Rite Aid (NYSE:RAD) reported what seemed on the surface to be a not-so-great quarter -- earnings per share dropped by half year-over-year, even though revenue increased slightly.

But health care analysts Michael Douglass and David Williamson found some intriguing opportunities for the company as it continues its now-famous turnaround. Management continues to execute on critical potential growth drivers -- opportunities the company needs if it's going to continue its meteoric rise.

In the video below, they lay out three key things Rite Aid must continue to execute on as it seeks to catch up to CVS Caremark (NYSE:CVS).

But could this opportunity trump even Rite Aid's turnaround?
As has been shown with Rite Aid's incredible turnaround, the best investors consistently reap gigantic profits by recognizing true potential earlier and more accurately than anyone else. Let me cut right to the chase. There is a product in development that will revolutionize not how we treat a common chronic illness, but potentially the entire health industry. Analysts are already licking their chops at the sales potential. In order to outsmart Wall Street and realize multi-bagger returns you will need The Motley Fool's new free report on the dream-team responsible for this game-changing blockbuster. CLICK HERE NOW.

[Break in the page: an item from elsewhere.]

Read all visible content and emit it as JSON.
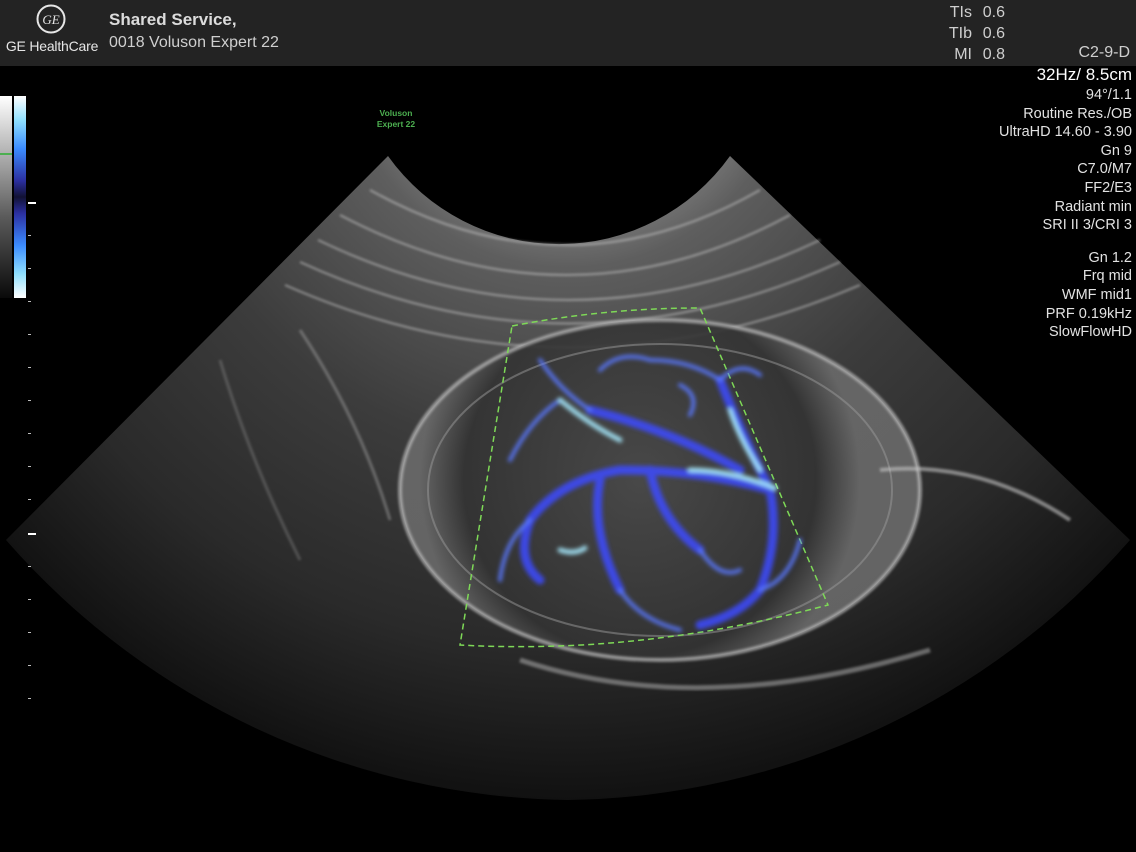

David Williamson has no position in any stocks mentioned. Michael Douglass has no position in any stocks mentioned. The Motley Fool recommends CVS Caremark and McKesson. Try any of our Foolish newsletter services free for 30 days. We Fools may not all hold the same opinions, but we all believe that considering a diverse range of insights makes us better investors. The Motley Fool has a disclosure policy.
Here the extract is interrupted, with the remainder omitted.